Uit de overwegingen 4.2 tot en met 4.4 volgt dat de rechtbank ten onrechte de juistheid heeft onderschreven van de door het Uwv voor zijn besluitvorming tot uitgangspunt genomen standpunt dat appellant op 23 september 2015 en 19 juli 2016 geschikt moet worden geacht voor zijn maatgevende arbeid in de functie van monteur telecommunicatie. Dit betekent dat de rechtbank de bestreden besluiten 1 en 2 ten onrechte in stand heeft gelaten.
5. Uit het bovenstaande volgt dat de hoger beroepen slagen. De aangevallen uitspraken 1 en 2 zullen worden vernietigd evenals de beide bestreden besluiten. Nu geen andere uitkomst mogelijk is dan de vaststelling dat het recht op ziekengeld vanaf 23 september 2015 doorloopt, en dus ook na 19 juli 2016, bestaat aanleiding zelf in de zaak te voorzien door de besluiten van 17 september 2015 en 11 juli 2016 geheel te herroepen.

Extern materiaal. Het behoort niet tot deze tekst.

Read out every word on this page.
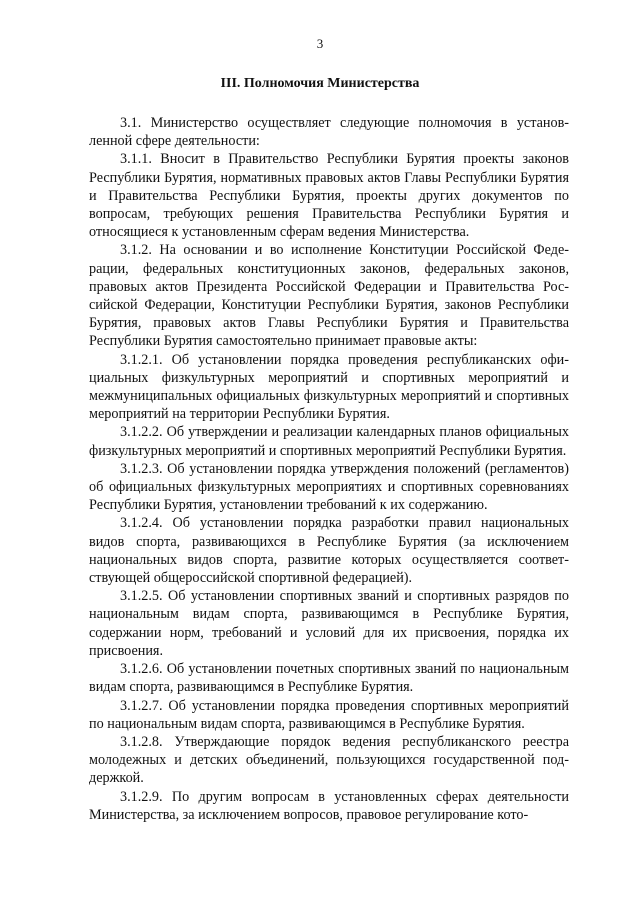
3
III. Полномочия Министерства

3.1. Министерство осуществляет следующие полномочия в установленной сфере деятельности:

3.1.1. Вносит в Правительство Республики Бурятия проекты законов Республики Бурятия, нормативных правовых актов Главы Республики Бурятия и Правительства Республики Бурятия, проекты других документов по вопросам, требующих решения Правительства Республики Бурятия и относящиеся к установленным сферам ведения Министерства.

3.1.2. На основании и во исполнение Конституции Российской Федерации, федеральных конституционных законов, федеральных законов, правовых актов Президента Российской Федерации и Правительства Российской Федерации, Конституции Республики Бурятия, законов Республики Бурятия, правовых актов Главы Республики Бурятия и Правительства Республики Бурятия самостоятельно принимает правовые акты:

3.1.2.1. Об установлении порядка проведения республиканских официальных физкультурных мероприятий и спортивных мероприятий и межмуниципальных официальных физкультурных мероприятий и спортивных мероприятий на территории Республики Бурятия.

3.1.2.2. Об утверждении и реализации календарных планов официальных физкультурных мероприятий и спортивных мероприятий Республики Бурятия.

3.1.2.3. Об установлении порядка утверждения положений (регламентов) об официальных физкультурных мероприятиях и спортивных соревнованиях Республики Бурятия, установлении требований к их содержанию.

3.1.2.4. Об установлении порядка разработки правил национальных видов спорта, развивающихся в Республике Бурятия (за исключением национальных видов спорта, развитие которых осуществляется соответствующей общероссийской спортивной федерацией).

3.1.2.5. Об установлении спортивных званий и спортивных разрядов по национальным видам спорта, развивающимся в Республике Бурятия, содержании норм, требований и условий для их присвоения, порядка их присвоения.

3.1.2.6. Об установлении почетных спортивных званий по национальным видам спорта, развивающимся в Республике Бурятия.

3.1.2.7. Об установлении порядка проведения спортивных мероприятий по национальным видам спорта, развивающимся в Республике Бурятия.

3.1.2.8. Утверждающие порядок ведения республиканского реестра молодежных и детских объединений, пользующихся государственной поддержкой.

3.1.2.9. По другим вопросам в установленных сферах деятельности Министерства, за исключением вопросов, правовое регулирование кото-
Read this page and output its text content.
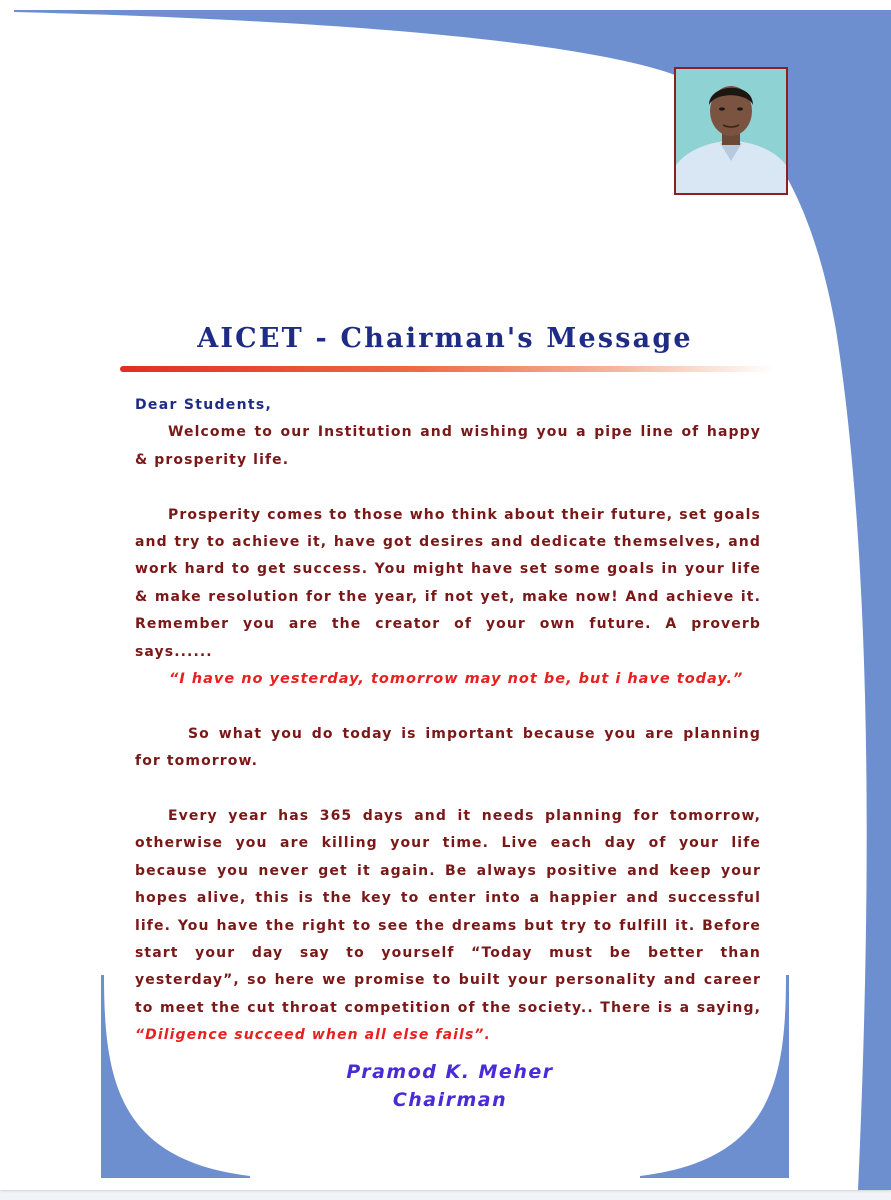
AICET - Chairman's Message

Dear Students,

Welcome to our Institution and wishing you a pipe line of happy & prosperity life.

Prosperity comes to those who think about their future, set goals and try to achieve it, have got desires and dedicate themselves, and work hard to get success. You might have set some goals in your life & make resolution for the year, if not yet, make now! And achieve it. Remember you are the creator of your own future. A proverb says......

“I have no yesterday, tomorrow may not be, but i have today.”

So what you do today is important because you are planning for tomorrow.

Every year has 365 days and it needs planning for tomorrow, otherwise you are killing your time. Live each day of your life because you never get it again. Be always positive and keep your hopes alive, this is the key to enter into a happier and successful life. You have the right to see the dreams but try to fulfill it. Before start your day say to yourself “Today must be better than yesterday”, so here we promise to built your personality and career to meet the cut throat competition of the society.. There is a saying, “Diligence succeed when all else fails”.

Pramod K. Meher
Chairman
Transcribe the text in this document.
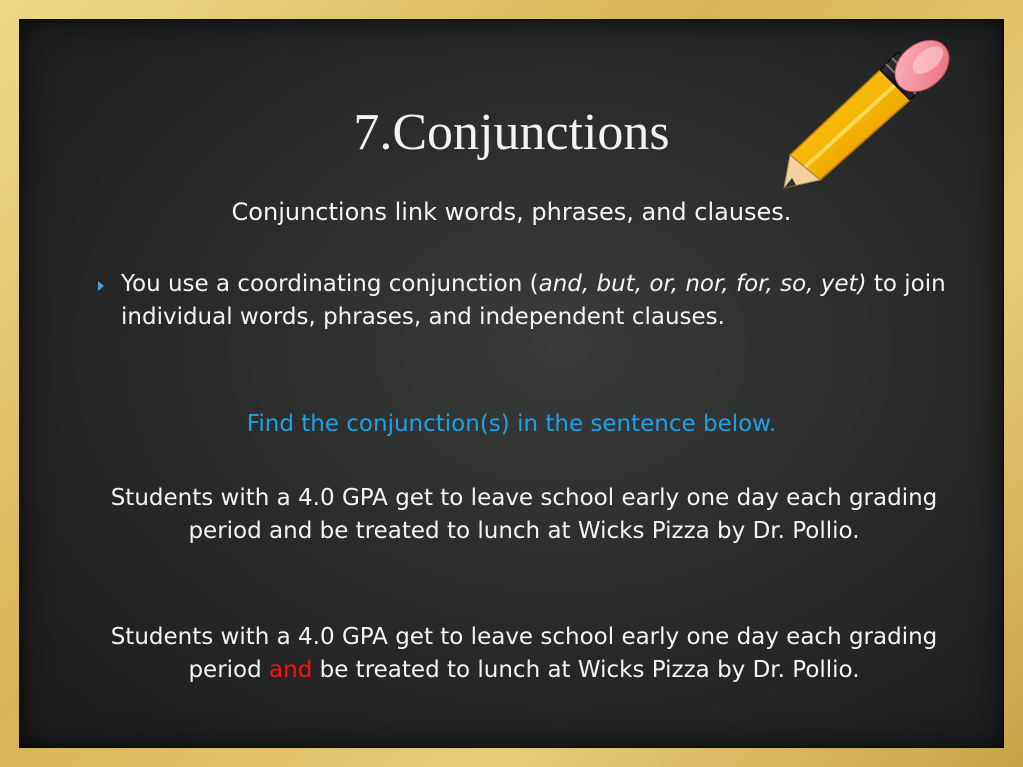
7.Conjunctions
Conjunctions link words, phrases, and clauses.
You use a coordinating conjunction (and, but, or, nor, for, so, yet) to join individual words, phrases, and independent clauses.
Find the conjunction(s) in the sentence below.
Students with a 4.0 GPA get to leave school early one day each grading period and be treated to lunch at Wicks Pizza by Dr. Pollio.
Students with a 4.0 GPA get to leave school early one day each grading period and be treated to lunch at Wicks Pizza by Dr. Pollio.
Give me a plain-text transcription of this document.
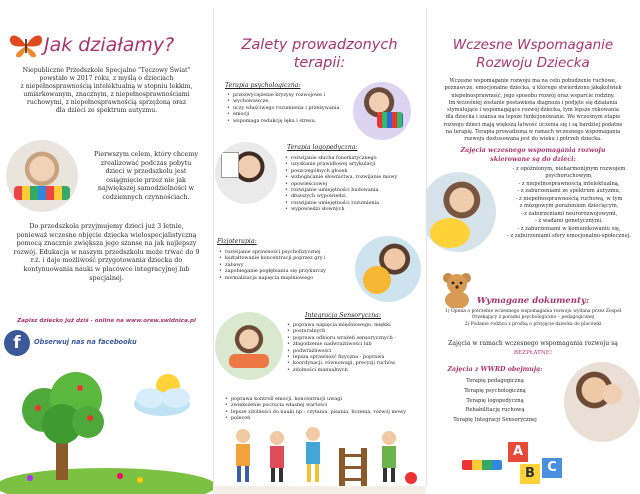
Jak działamy?
Niepubliczne Przedszkole Specjalne "Tęczowy Świat"
powstało w 2017 roku, z myślą o dzieciach
z niepełnosprawnością intelektualną w stopniu lekkim,
umiarkowanym, znacznym, z niepełnosprawnościami
ruchowymi, z niepełnosprawnością sprzężoną oraz
dla dzieci ze spektrum autyzmu.
Pierwszym celem, który chcemy
zrealizować podczas pobytu
dzieci w przedszkolu jest
osiągnięcie przez nie jak
największej samodzielności w
codziennych czynnościach.
Do przedszkola przyjmujemy dzieci już 3 letnie,
ponieważ wczesne objęcie dziecka wielospecjalistyczną
pomocą znacznie zwiększa jego szanse na jak najlepszy
rozwój. Edukacja w naszym przedszkolu może trwać do 9
r.ż. i daje możliwość przygotowania dziecka do
kontynuowania nauki w placówce integracyjnej lub
specjalnej.
Zapisz dziecko już dziś - online na www.orew.swidnica.pl
f	Obserwuj nas na facebooku
Zalety prowadzonych
terapii:
Terapia psychologiczna:
• przezwyciężenie kryzysy rozwojowe i
• wychowawcze,
• uczy właściwego rozumienia i przeżywania
• emocji
• wspomaga redukcję lęku i stresu,
Terapia logopedyczna:
• rozwijanie słuchu fonematycznego
• uzyskanie prawidłowej artykulacji
• poszczególnych głosek
• wzbogacanie słownictwa, rozwijanie mowy
• opowieściowej
• rozwijanie umiejętności budowania
• dłuższych wypowiedzi
• rozwijanie umiejętności rozumienia
• wypowiedzi słownych
Fizjoterapia:
• rozwijanie sprawności psychofizycznej
• kształtowanie koncentracji poprzez gry i
• zabawy
• zapobieganie pogłębianiu się przykurczy
• normalizacja napięcia mięśniowego
Integracja Sensoryczna:
• poprawa napięcia mięśniowego, miękki
• posturalnych
• poprawa odbioru wrażeń sensorycznych -
• złagodzenie nadwrażliwości lub
• podwrażliwości
• lepsza sprawność fizyczna - poprawa
• koordynacji, równowagi, precyzji ruchów,
• zdolności manualnych
• poprawa kontroli emocji, koncentracji uwagi
• zwiększenie poczucia własnej wartości
• lepsze zdolności do nauki np.: czytania, pisania, liczenia, rozwój mowy
• poleceń
Wczesne Wspomaganie
Rozwoju Dziecka
Wczesne wspomaganie rozwoju ma na celu pobudzenie ruchowe,
poznawcze, emocjonalne dziecka, u którego stwierdzono jakąkolwiek
niepełnosprawność, jego sposobu rozwój oraz wsparcie rodziny.
Im wcześniej zostanie postawiona diagnoza i podjęte się działania
stymulujące i wspomagające rozwój dziecka, tym lepsze rokowania
dla dziecka i szansa na lepsze funkcjonowanie. We wczesnym etapie
rozwoju dzieci mają większą łatwość uczenia się i są bardziej podatne
na terapię. Terapia prowadzona w ramach wczesnego wspomagania
rozwoju dostosowana jest do wieku i potrzeb dziecka.
Zajęcia wczesnego wspomagania rozwoju
skierowane są do dzieci:
- z opóźnionym, nieharmonijnym rozwojem
psychoruchowym,
- z niepełnosprawnością intelektualną,
- z zaburzeniami ze spektrum autyzmu,
- z niepełnosprawnością ruchową, w tym
z mózgowym porażeniem dziecięcym,
- z zaburzeniami neurorozwojowymi,
- z wadami genetycznymi,
- z zaburzeniami w komunikowaniu się,
- z zaburzeniami sfery emocjonalno-społecznej.
Wymagane dokumenty:
1) Opinia o potrzebie wczesnego wspomagania rozwoju wydana przez Zespół
Orzekający z poradni psychologiczno – pedagogicznej
2) Podanie rodzica z prośbą o przyjęcie dziecka do placówki
Zajęcia w ramach wczesnego wspomagania rozwoju są
BEZPŁATNE!
Zajęcia z WWRD obejmują:
Terapię pedagogiczną
Terapię psychologiczną
Terapię logopedyczną
Rehabilitację ruchową
Terapię Integracji Sensorycznej
A
B C
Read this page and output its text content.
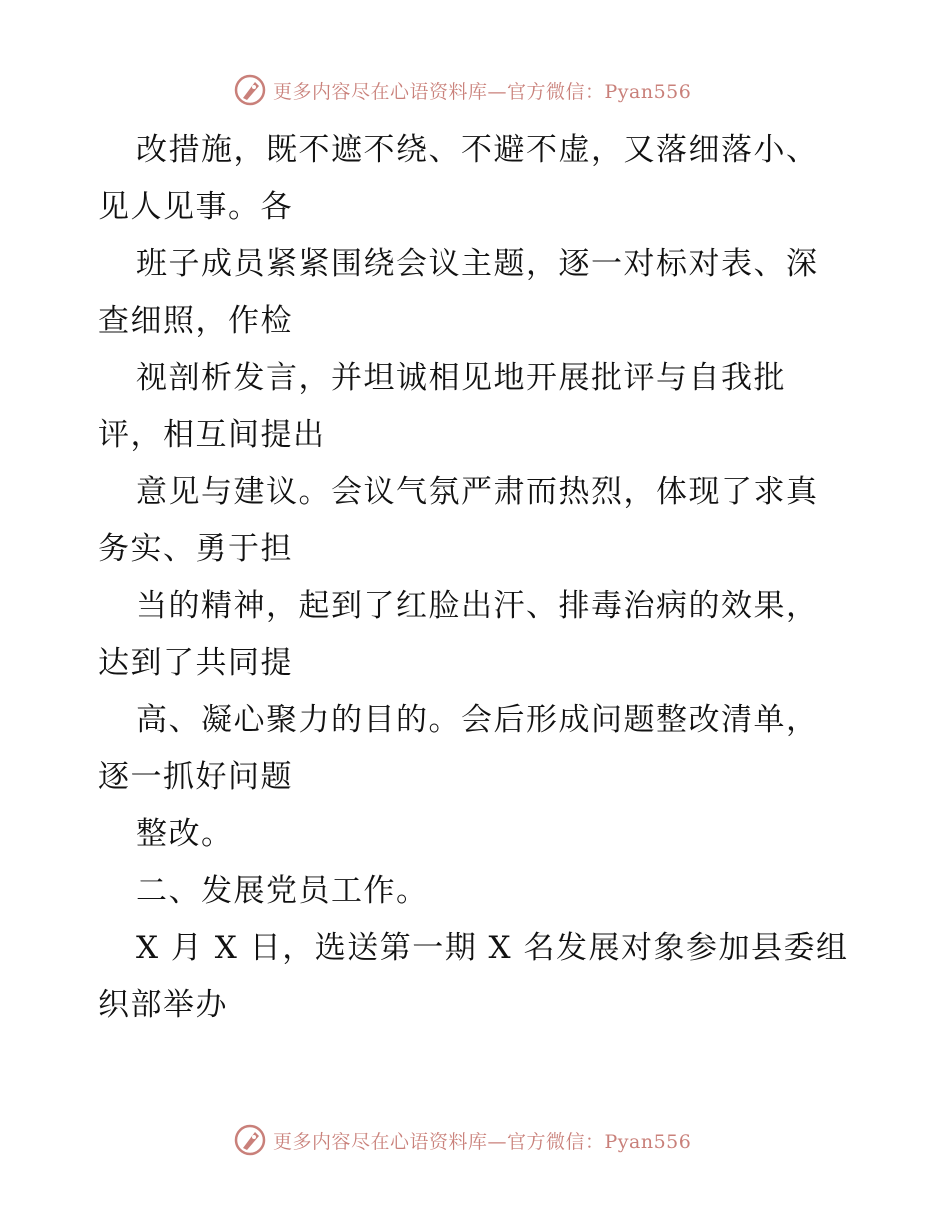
更多内容尽在心语资料库—官方微信：Pyan556

改措施，既不遮不绕、不避不虚，又落细落小、

见人见事。各

班子成员紧紧围绕会议主题，逐一对标对表、深

查细照，作检

视剖析发言，并坦诚相见地开展批评与自我批

评，相互间提出

意见与建议。会议气氛严肃而热烈，体现了求真

务实、勇于担

当的精神，起到了红脸出汗、排毒治病的效果，

达到了共同提

高、凝心聚力的目的。会后形成问题整改清单，

逐一抓好问题

整改。

二、发展党员工作。

X 月 X 日，选送第一期 X 名发展对象参加县委组

织部举办

更多内容尽在心语资料库—官方微信：Pyan556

6. Aanleiding bestaat om het Uwv te veroordelen in de proceskosten van appellant. Deze worden aan kosten van rechtsbijstand in het geding 16/6600 ZW begroot op € 1.050 - in hoger beroep. In het geding 18/1304 ZW worden deze kosten begroot op € 1.050 in beroep en op
€ 525,- in hoger beroep. Ook wordt het Uwv veroordeeld in de kosten die appellant in bezwaar heeft gemaakt in het geding 18/1304 ZW. Deze kosten worden begroot op € 14,38 aan reiskosten van appellant ten behoeve van het bezoeken van de hoorzitting van het Uwv, zodat de totale kostenveroordeling € 2.639,38 bedraagt.

BESLISSING

De Centrale Raad van Beroep
- vernietigt de aangevallen uitspraken 1 en 2;
- verklaart de beroepen tegen de bestreden besluiten van 16 oktober 2015 en 24 augustus 2016 gegrond en vernietigt die besluiten;
- herroept de besluiten van 17 september 2015 en 11 juli 2016 en bepaalt dat deze uitspraak in de plaats treedt van de vernietigde besluiten;
- veroordeelt het Uwv in de kosten van bezwaar, beroep en hoger beroep tot een bedrag van
€ 2.639,38;
- bepaalt dat het Uwv aan appellant het in de beroepen en in de hoger beroepen betaalde griffierecht van in totaal € 341,- vergoedt.
Deze uitspraak is gedaan door J.S. van der Kolk, in tegenwoordigheid van B.V.K. de Louw als griffier. De beslissing is uitgesproken in het openbaar op 1 juli 2020.